On the Mechanism and Stereoselectivity of the Copper(I)‐Catalyzed Cyclopropanation of Olefins − A Combined Experimental and Density Functional Study

The mechanism of copper(I)‐catalyzed olefin cyclopropanation with diazomethanes has been studied at the BP86/AE1 level of density‐functional theory. For the model system Cu(diazabutadiene) + + ethene + diazomethane, copper carbene complexes are confirmed as viable intermediates, with rate‐determining barriers of the order of 25 kcal/mol (energies including zero‐point corrections) or 14 kcal/mol (when entropic contributions are included). For another model system, Cu(2,9‐dimethyl‐1,10‐phenanthroline) + + styrene + diazoacetate, very small anti / syn selectivities (resulting in trans / cis‐ cyclopropanes) have been found both computationally and experimentally.
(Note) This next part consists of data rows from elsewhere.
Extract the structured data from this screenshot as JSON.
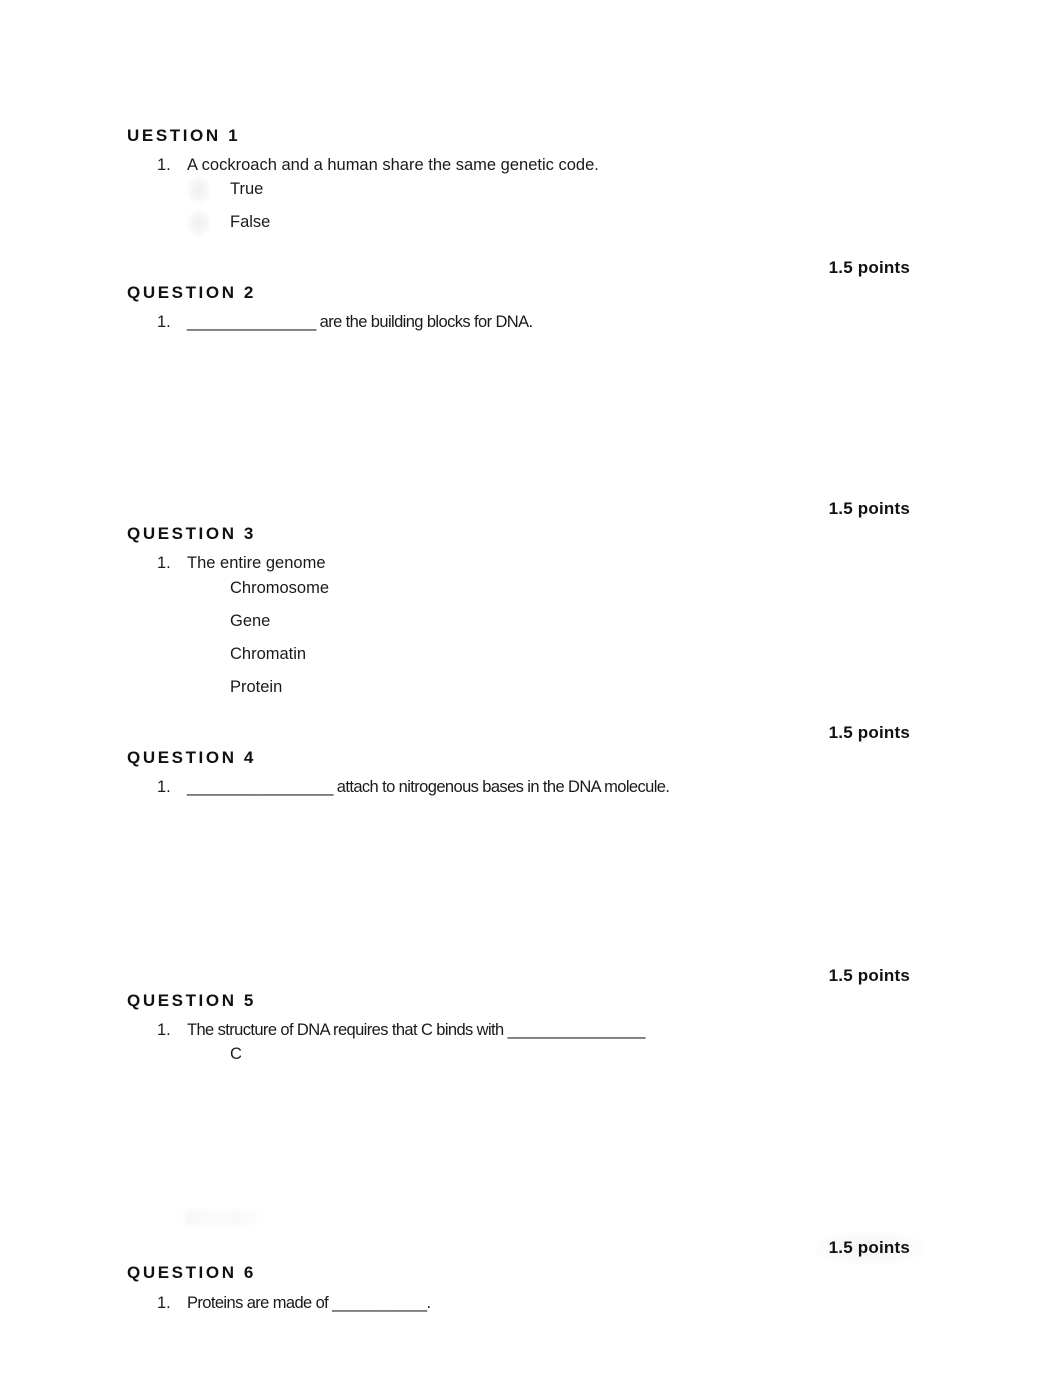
{
  "document": {
    "page_background": "#ffffff",
    "text_color": "#1a1a1a"
  },
  "questions": [
    {
      "header": "UESTION 1",
      "number_label": "1.",
      "stem": "A cockroach and a human share the same genetic code.",
      "choices": [
        "True",
        "False"
      ],
      "points": "1.5 points"
    },
    {
      "header": "QUESTION 2",
      "number_label": "1.",
      "stem": "_______________ are the building blocks for DNA.",
      "choices": [],
      "points": "1.5 points"
    },
    {
      "header": "QUESTION 3",
      "number_label": "1.",
      "stem": "The entire genome",
      "choices": [
        "Chromosome",
        "Gene",
        "Chromatin",
        "Protein"
      ],
      "points": "1.5 points"
    },
    {
      "header": "QUESTION 4",
      "number_label": "1.",
      "stem": "_________________ attach to nitrogenous bases in the DNA molecule.",
      "choices": [],
      "points": "1.5 points"
    },
    {
      "header": "QUESTION 5",
      "number_label": "1.",
      "stem": "The structure of DNA requires that C binds with ________________",
      "choices": [
        "C"
      ],
      "points": "1.5 points"
    },
    {
      "header": "QUESTION 6",
      "number_label": "1.",
      "stem": "Proteins are made of ___________.",
      "choices": [],
      "points": "1.5 points"
    }
  ]
}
Cu(carbene) complexes with macrocyclic phenanthroline‐based ligands 1 (aryl bridgeheads and ether linkages) and 2 (calix[6]arene) have been optimized at the BP86/SDD level. A qualitative explanation for the trans selectivity observed with 1 , based on the tilted, cleft‐like conformation of 1· (CuCHCO 2 Me) + , is put forward. Similar conformations are found in structures of related acyclic mono‐ and diarylphenanthrolines (either free or complexed with Cu 2+ or Pd 2+ ), which have been determined by X‐ray crystallography. The observed cis selectivity of 2 is probably related to the fact that in 2· (CuCHCO 2 Me) + the calixarene macrocycle effectively blocks one hemisphere of the catalyst.